The director of Health Emergencies of the World Health Organization (WHO), Mike Ryan, warned today that despite the vaccination actions against COVID-19 that are beginning in some countries there could be up to half a year more of a pandemic with high numbers of infections and deaths.
“The vaccine is cause for hope and we must celebrate it, but the next three or six months are going to be hard, countries that have an intense transmission of the virus will see that it intensifies,” said Ryan at a press conference, when asked about the increase in cases in countries like Mexico.
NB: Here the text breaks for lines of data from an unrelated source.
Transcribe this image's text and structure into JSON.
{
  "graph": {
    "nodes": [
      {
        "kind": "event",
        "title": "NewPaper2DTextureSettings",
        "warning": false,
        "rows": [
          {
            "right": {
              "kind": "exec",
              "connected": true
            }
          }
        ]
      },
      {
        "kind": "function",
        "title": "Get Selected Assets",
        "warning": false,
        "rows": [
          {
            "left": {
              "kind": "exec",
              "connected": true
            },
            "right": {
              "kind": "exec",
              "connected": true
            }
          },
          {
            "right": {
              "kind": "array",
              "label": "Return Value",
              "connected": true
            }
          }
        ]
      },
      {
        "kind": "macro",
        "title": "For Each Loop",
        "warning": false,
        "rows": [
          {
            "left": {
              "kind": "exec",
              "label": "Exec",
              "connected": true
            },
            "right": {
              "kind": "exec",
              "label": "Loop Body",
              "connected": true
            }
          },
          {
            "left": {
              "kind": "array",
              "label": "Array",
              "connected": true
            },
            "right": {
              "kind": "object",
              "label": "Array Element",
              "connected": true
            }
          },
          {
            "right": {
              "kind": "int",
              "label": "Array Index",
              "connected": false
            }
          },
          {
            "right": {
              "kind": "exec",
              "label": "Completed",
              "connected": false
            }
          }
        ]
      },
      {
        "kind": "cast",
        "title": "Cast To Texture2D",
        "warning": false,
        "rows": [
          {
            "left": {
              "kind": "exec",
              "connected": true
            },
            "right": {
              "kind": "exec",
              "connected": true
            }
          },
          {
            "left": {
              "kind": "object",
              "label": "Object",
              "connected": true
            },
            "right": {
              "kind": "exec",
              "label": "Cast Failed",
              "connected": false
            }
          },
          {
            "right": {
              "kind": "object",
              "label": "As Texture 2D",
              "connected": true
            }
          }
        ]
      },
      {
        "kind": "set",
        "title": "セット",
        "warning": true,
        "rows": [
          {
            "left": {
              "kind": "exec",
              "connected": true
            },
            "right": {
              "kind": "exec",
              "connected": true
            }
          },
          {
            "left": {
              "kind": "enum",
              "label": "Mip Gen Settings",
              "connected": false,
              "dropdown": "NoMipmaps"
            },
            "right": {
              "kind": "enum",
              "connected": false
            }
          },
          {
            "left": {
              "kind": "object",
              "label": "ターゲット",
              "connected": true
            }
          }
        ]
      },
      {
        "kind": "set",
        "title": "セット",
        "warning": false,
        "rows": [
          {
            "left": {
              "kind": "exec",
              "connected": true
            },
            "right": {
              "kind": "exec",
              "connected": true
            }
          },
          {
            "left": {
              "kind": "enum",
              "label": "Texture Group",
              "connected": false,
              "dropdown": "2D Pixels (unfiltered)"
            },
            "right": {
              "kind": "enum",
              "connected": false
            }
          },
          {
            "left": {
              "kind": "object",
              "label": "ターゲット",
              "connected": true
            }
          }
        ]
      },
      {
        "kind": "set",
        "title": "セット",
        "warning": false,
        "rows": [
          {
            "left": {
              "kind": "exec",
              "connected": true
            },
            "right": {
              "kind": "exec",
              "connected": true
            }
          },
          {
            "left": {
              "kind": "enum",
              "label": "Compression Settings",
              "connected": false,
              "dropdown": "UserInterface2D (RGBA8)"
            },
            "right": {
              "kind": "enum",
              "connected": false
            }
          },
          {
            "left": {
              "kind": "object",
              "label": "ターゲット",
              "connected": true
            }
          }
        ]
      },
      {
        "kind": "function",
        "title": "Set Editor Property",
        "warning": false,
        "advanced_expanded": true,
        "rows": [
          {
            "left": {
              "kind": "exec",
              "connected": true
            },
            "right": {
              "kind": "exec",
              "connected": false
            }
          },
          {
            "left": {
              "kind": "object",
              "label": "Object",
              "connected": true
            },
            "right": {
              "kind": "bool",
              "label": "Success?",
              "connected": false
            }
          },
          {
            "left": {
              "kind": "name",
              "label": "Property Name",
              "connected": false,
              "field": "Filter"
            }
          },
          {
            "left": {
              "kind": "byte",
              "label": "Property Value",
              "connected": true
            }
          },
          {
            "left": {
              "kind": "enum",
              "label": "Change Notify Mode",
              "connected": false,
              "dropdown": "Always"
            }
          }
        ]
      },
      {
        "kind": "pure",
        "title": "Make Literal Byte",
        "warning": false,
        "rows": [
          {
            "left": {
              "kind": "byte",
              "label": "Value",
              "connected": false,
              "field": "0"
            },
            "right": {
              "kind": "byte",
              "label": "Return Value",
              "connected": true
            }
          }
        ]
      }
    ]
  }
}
At the same time, “those countries that have had the pandemic under control could not stay that way,” said the Irish expert, who gave as an example the nations of East Asia, where infection figures are beginning to rise in some cities after months of relative calm.
Ryan warned that “past success is no guarantee of future success” in containing the pandemic, noting that even when vaccines are available early on, “they will not be available in sufficient numbers to prevent contagion ”.
The director of health emergencies of the WHO stressed about the Mexican case that like other countries in America, such as Brazil or the United States, “never really came out of the first wave with some control” and are now facing ” an intense second-wave period in which they have to put into practice all the necessary preventive measures ”.
Ryan also confirmed that the long-awaited mission led by the WHO to investigate the origin of the coronavirus in China will travel to the Asian country in the first week of January and will visit the central city of Wuhan, where the first cases were reported a year ago.